Diversity devoid of action is words in the wind, wafting over water. A senior manager in a large business tells me that she values inclusion more than diversity because diversity opens the door whilst inclusion lets people belong.

Inclusion is the action arm of diversity and brings diversity to life. When each person has their perspective valued, validated, and integrated then there is inclusion. This does not mean valuing racism for racism is exclusive, not inclusive.

There is then a caveat to inclusion. The limitation is this: if it subverts or hurts others, places some above others, devalues or excludes, reduces the opportunities of many for the benefit of a few it is not inclusion. Of course, there is an exception to this limitation: positive discrimination.

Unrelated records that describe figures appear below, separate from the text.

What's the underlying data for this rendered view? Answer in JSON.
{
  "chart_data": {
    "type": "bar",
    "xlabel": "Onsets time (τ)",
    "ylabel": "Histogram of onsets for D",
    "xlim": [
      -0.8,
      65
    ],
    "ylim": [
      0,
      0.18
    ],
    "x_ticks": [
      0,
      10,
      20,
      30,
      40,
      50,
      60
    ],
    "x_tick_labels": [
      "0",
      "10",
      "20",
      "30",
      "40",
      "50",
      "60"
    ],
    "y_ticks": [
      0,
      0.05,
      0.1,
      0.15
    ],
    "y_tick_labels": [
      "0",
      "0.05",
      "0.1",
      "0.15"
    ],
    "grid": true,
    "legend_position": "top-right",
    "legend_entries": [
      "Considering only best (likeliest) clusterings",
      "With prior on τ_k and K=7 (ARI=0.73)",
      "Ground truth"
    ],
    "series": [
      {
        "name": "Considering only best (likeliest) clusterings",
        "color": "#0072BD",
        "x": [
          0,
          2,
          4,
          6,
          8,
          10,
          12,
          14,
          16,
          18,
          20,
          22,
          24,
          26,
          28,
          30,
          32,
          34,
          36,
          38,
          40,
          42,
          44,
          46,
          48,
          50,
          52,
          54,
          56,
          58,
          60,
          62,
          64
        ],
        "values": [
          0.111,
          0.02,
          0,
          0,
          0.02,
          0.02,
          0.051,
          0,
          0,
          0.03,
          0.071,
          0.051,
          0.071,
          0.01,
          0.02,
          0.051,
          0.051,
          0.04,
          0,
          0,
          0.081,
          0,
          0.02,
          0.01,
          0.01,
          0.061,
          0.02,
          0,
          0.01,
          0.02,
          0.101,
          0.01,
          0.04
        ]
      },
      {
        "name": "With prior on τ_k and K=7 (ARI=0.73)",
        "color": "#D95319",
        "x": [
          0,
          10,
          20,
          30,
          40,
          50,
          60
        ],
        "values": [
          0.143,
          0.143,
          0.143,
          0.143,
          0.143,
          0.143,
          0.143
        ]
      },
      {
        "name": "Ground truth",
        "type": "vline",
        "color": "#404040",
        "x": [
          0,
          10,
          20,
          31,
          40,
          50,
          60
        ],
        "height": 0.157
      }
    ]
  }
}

To this half-caste I never knew which part of me was not included for all of me was black as “Blackie” and all of me was an Indian kid as “Boondy.”

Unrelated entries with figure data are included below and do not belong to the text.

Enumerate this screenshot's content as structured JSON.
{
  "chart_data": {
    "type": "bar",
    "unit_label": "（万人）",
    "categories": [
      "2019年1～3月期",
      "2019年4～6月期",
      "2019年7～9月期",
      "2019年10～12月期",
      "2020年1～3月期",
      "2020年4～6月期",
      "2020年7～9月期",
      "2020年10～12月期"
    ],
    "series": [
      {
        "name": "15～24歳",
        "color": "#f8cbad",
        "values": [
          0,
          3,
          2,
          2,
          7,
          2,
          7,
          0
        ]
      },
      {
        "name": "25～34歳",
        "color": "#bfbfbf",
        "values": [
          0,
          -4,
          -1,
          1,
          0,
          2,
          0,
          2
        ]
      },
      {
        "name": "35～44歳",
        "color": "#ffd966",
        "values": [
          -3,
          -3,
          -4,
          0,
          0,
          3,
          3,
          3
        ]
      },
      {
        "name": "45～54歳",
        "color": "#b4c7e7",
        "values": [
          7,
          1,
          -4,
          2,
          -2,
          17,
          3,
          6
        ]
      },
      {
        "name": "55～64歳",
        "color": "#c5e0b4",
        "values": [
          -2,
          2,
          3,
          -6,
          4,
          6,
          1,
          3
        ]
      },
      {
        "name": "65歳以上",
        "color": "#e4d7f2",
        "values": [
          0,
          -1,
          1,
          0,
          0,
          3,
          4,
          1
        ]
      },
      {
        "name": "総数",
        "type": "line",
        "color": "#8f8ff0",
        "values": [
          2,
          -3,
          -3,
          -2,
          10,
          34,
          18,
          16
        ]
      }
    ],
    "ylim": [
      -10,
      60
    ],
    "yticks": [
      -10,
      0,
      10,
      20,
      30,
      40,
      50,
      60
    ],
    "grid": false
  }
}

Brown is beautiful—and so is honesty

I recall as a 13-year-old in our Health Sciences class doing an activity where we could, “ask any question we liked.” Writing with my left hand lest I be discovered, I wrote the following question:

“Why do people hate brown skin but like to get a suntan?”

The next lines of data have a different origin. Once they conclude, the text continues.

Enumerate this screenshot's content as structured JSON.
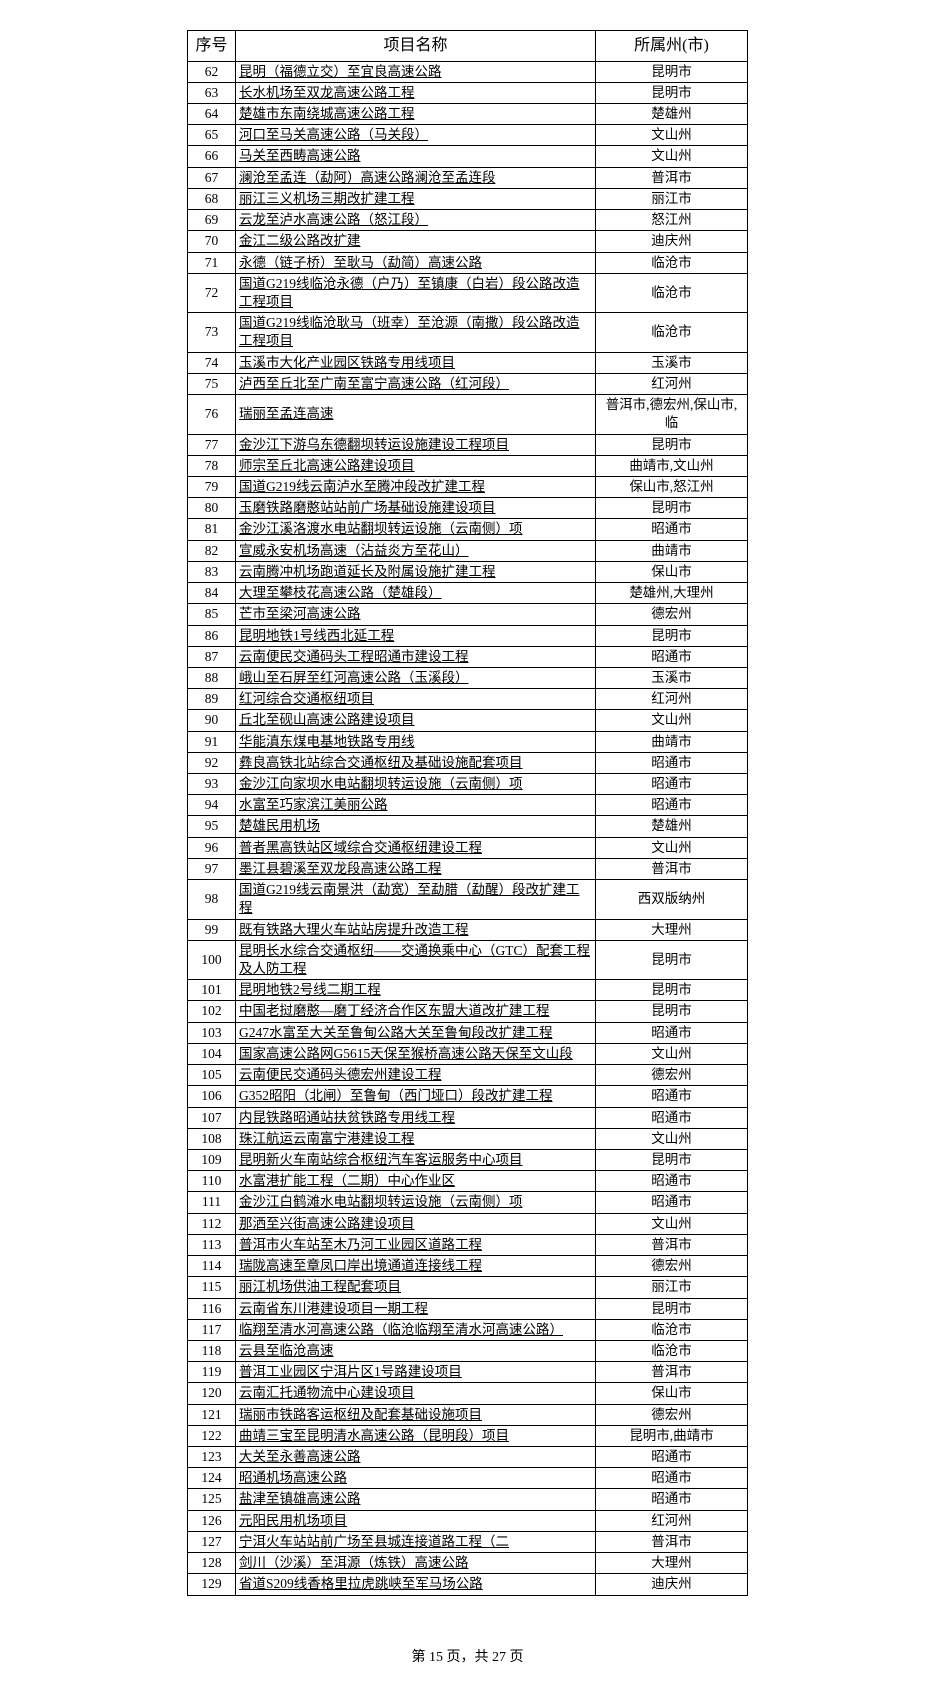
{
  "headers": {
    "seq": "序号",
    "name": "项目名称",
    "region": "所属州(市)"
  },
  "rows": [
    {
      "seq": "62",
      "name": "昆明（福德立交）至宜良高速公路",
      "region": "昆明市"
    },
    {
      "seq": "63",
      "name": "长水机场至双龙高速公路工程",
      "region": "昆明市"
    },
    {
      "seq": "64",
      "name": "楚雄市东南绕城高速公路工程",
      "region": "楚雄州"
    },
    {
      "seq": "65",
      "name": "河口至马关高速公路（马关段）",
      "region": "文山州"
    },
    {
      "seq": "66",
      "name": "马关至西畴高速公路",
      "region": "文山州"
    },
    {
      "seq": "67",
      "name": "澜沧至孟连（勐阿）高速公路澜沧至孟连段",
      "region": "普洱市"
    },
    {
      "seq": "68",
      "name": "丽江三义机场三期改扩建工程",
      "region": "丽江市"
    },
    {
      "seq": "69",
      "name": "云龙至泸水高速公路（怒江段）",
      "region": "怒江州"
    },
    {
      "seq": "70",
      "name": "金江二级公路改扩建",
      "region": "迪庆州"
    },
    {
      "seq": "71",
      "name": "永德（链子桥）至耿马（勐简）高速公路",
      "region": "临沧市"
    },
    {
      "seq": "72",
      "name": "国道G219线临沧永德（户乃）至镇康（白岩）段公路改造工程项目",
      "region": "临沧市"
    },
    {
      "seq": "73",
      "name": "国道G219线临沧耿马（班幸）至沧源（南撒）段公路改造工程项目",
      "region": "临沧市"
    },
    {
      "seq": "74",
      "name": "玉溪市大化产业园区铁路专用线项目",
      "region": "玉溪市"
    },
    {
      "seq": "75",
      "name": "泸西至丘北至广南至富宁高速公路（红河段）",
      "region": "红河州"
    },
    {
      "seq": "76",
      "name": "瑞丽至孟连高速",
      "region": "普洱市,德宏州,保山市,临"
    },
    {
      "seq": "77",
      "name": "金沙江下游乌东德翻坝转运设施建设工程项目",
      "region": "昆明市"
    },
    {
      "seq": "78",
      "name": "师宗至丘北高速公路建设项目",
      "region": "曲靖市,文山州"
    },
    {
      "seq": "79",
      "name": "国道G219线云南泸水至腾冲段改扩建工程",
      "region": "保山市,怒江州"
    },
    {
      "seq": "80",
      "name": "玉磨铁路磨憨站站前广场基础设施建设项目",
      "region": "昆明市"
    },
    {
      "seq": "81",
      "name": "金沙江溪洛渡水电站翻坝转运设施（云南侧）项",
      "region": "昭通市"
    },
    {
      "seq": "82",
      "name": "宣威永安机场高速（沾益炎方至花山）",
      "region": "曲靖市"
    },
    {
      "seq": "83",
      "name": "云南腾冲机场跑道延长及附属设施扩建工程",
      "region": "保山市"
    },
    {
      "seq": "84",
      "name": "大理至攀枝花高速公路（楚雄段）",
      "region": "楚雄州,大理州"
    },
    {
      "seq": "85",
      "name": "芒市至梁河高速公路",
      "region": "德宏州"
    },
    {
      "seq": "86",
      "name": "昆明地铁1号线西北延工程",
      "region": "昆明市"
    },
    {
      "seq": "87",
      "name": "云南便民交通码头工程昭通市建设工程",
      "region": "昭通市"
    },
    {
      "seq": "88",
      "name": "峨山至石屏至红河高速公路（玉溪段）",
      "region": "玉溪市"
    },
    {
      "seq": "89",
      "name": "红河综合交通枢纽项目",
      "region": "红河州"
    },
    {
      "seq": "90",
      "name": "丘北至砚山高速公路建设项目",
      "region": "文山州"
    },
    {
      "seq": "91",
      "name": "华能滇东煤电基地铁路专用线",
      "region": "曲靖市"
    },
    {
      "seq": "92",
      "name": "彝良高铁北站综合交通枢纽及基础设施配套项目",
      "region": "昭通市"
    },
    {
      "seq": "93",
      "name": "金沙江向家坝水电站翻坝转运设施（云南侧）项",
      "region": "昭通市"
    },
    {
      "seq": "94",
      "name": "水富至巧家滨江美丽公路",
      "region": "昭通市"
    },
    {
      "seq": "95",
      "name": "楚雄民用机场",
      "region": "楚雄州"
    },
    {
      "seq": "96",
      "name": "普者黑高铁站区域综合交通枢纽建设工程",
      "region": "文山州"
    },
    {
      "seq": "97",
      "name": "墨江县碧溪至双龙段高速公路工程",
      "region": "普洱市"
    },
    {
      "seq": "98",
      "name": "国道G219线云南景洪（勐宽）至勐腊（勐醒）段改扩建工程",
      "region": "西双版纳州"
    },
    {
      "seq": "99",
      "name": "既有铁路大理火车站站房提升改造工程",
      "region": "大理州"
    },
    {
      "seq": "100",
      "name": "昆明长水综合交通枢纽——交通换乘中心（GTC）配套工程及人防工程",
      "region": "昆明市"
    },
    {
      "seq": "101",
      "name": "昆明地铁2号线二期工程",
      "region": "昆明市"
    },
    {
      "seq": "102",
      "name": "中国老挝磨憨—磨丁经济合作区东盟大道改扩建工程",
      "region": "昆明市"
    },
    {
      "seq": "103",
      "name": "G247水富至大关至鲁甸公路大关至鲁甸段改扩建工程",
      "region": "昭通市"
    },
    {
      "seq": "104",
      "name": "国家高速公路网G5615天保至猴桥高速公路天保至文山段",
      "region": "文山州"
    },
    {
      "seq": "105",
      "name": "云南便民交通码头德宏州建设工程",
      "region": "德宏州"
    },
    {
      "seq": "106",
      "name": "G352昭阳（北闸）至鲁甸（西门垭口）段改扩建工程",
      "region": "昭通市"
    },
    {
      "seq": "107",
      "name": "内昆铁路昭通站扶贫铁路专用线工程",
      "region": "昭通市"
    },
    {
      "seq": "108",
      "name": "珠江航运云南富宁港建设工程",
      "region": "文山州"
    },
    {
      "seq": "109",
      "name": "昆明新火车南站综合枢纽汽车客运服务中心项目",
      "region": "昆明市"
    },
    {
      "seq": "110",
      "name": "水富港扩能工程（二期）中心作业区",
      "region": "昭通市"
    },
    {
      "seq": "111",
      "name": "金沙江白鹤滩水电站翻坝转运设施（云南侧）项",
      "region": "昭通市"
    },
    {
      "seq": "112",
      "name": "那洒至兴街高速公路建设项目",
      "region": "文山州"
    },
    {
      "seq": "113",
      "name": "普洱市火车站至木乃河工业园区道路工程",
      "region": "普洱市"
    },
    {
      "seq": "114",
      "name": "瑞陇高速至章凤口岸出境通道连接线工程",
      "region": "德宏州"
    },
    {
      "seq": "115",
      "name": "丽江机场供油工程配套项目",
      "region": "丽江市"
    },
    {
      "seq": "116",
      "name": "云南省东川港建设项目一期工程",
      "region": "昆明市"
    },
    {
      "seq": "117",
      "name": "临翔至清水河高速公路（临沧临翔至清水河高速公路）",
      "region": "临沧市"
    },
    {
      "seq": "118",
      "name": "云县至临沧高速",
      "region": "临沧市"
    },
    {
      "seq": "119",
      "name": "普洱工业园区宁洱片区1号路建设项目",
      "region": "普洱市"
    },
    {
      "seq": "120",
      "name": "云南汇托通物流中心建设项目",
      "region": "保山市"
    },
    {
      "seq": "121",
      "name": "瑞丽市铁路客运枢纽及配套基础设施项目",
      "region": "德宏州"
    },
    {
      "seq": "122",
      "name": "曲靖三宝至昆明清水高速公路（昆明段）项目",
      "region": "昆明市,曲靖市"
    },
    {
      "seq": "123",
      "name": "大关至永善高速公路",
      "region": "昭通市"
    },
    {
      "seq": "124",
      "name": "昭通机场高速公路",
      "region": "昭通市"
    },
    {
      "seq": "125",
      "name": "盐津至镇雄高速公路",
      "region": "昭通市"
    },
    {
      "seq": "126",
      "name": "元阳民用机场项目",
      "region": "红河州"
    },
    {
      "seq": "127",
      "name": "宁洱火车站站前广场至县城连接道路工程（二",
      "region": "普洱市"
    },
    {
      "seq": "128",
      "name": "剑川（沙溪）至洱源（炼铁）高速公路",
      "region": "大理州"
    },
    {
      "seq": "129",
      "name": "省道S209线香格里拉虎跳峡至军马场公路",
      "region": "迪庆州"
    }
  ],
  "footer": {
    "page_current": "15",
    "page_total": "27",
    "prefix": "第 ",
    "mid": " 页，共 ",
    "suffix": " 页"
  },
  "style": {
    "background_color": "#ffffff",
    "border_color": "#000000",
    "text_color": "#000000",
    "header_fontsize_pt": 12,
    "body_fontsize_pt": 10.5,
    "underline_name": true
  }
}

The answer we got was, “Brown is beautiful!” This avoidance of the issue only amplified inner restlessness.

Discrimination was not positive, and the club was exclusion, not exclusive.

Resilience—the missing third arm

Hurt, anger, fear, isolation, and anxiety can blend and be moulded to become resolve.

In schools, in institutions, in communities all people deserve to be included and have their uniqueness celebrated. However, there will always be bullies, there will be those who marginalise, those who are less safe to be around, those who judge, those who exclude, directly or indirectly.

Inclusion and diversity are not enough without an investment in resilience. Investment in resilience means helping people understand and become strong. Investment in resilience is not victim blaming or victim shaming. Investment in resilience means recognising that in the real world there are people who are racist, unkind, exclusive and seek to feel empowered through robbing others of their self-worth and dignity. Bullies lurk behind a veneer of judgement and opposition. Resilience gives people tools to cope when the inevitable will occur.

Just as the slogan “you cannot be what cannot see” can actually disempower, so too does assuming the world must be perfect to avoid vulnerability. It behoves all of us to build our capacity and to be strong, whilst making an example of diversity and inclusion in the way we embrace our communities.

For if I seek a world that needs German-Indian, Scots-born Australian politicians, actors, sportspeople, judges, writers, and community leaders then I rob myself of agency. I do not need to see myself in others to find myself.

The best response of a half is being a minority of one.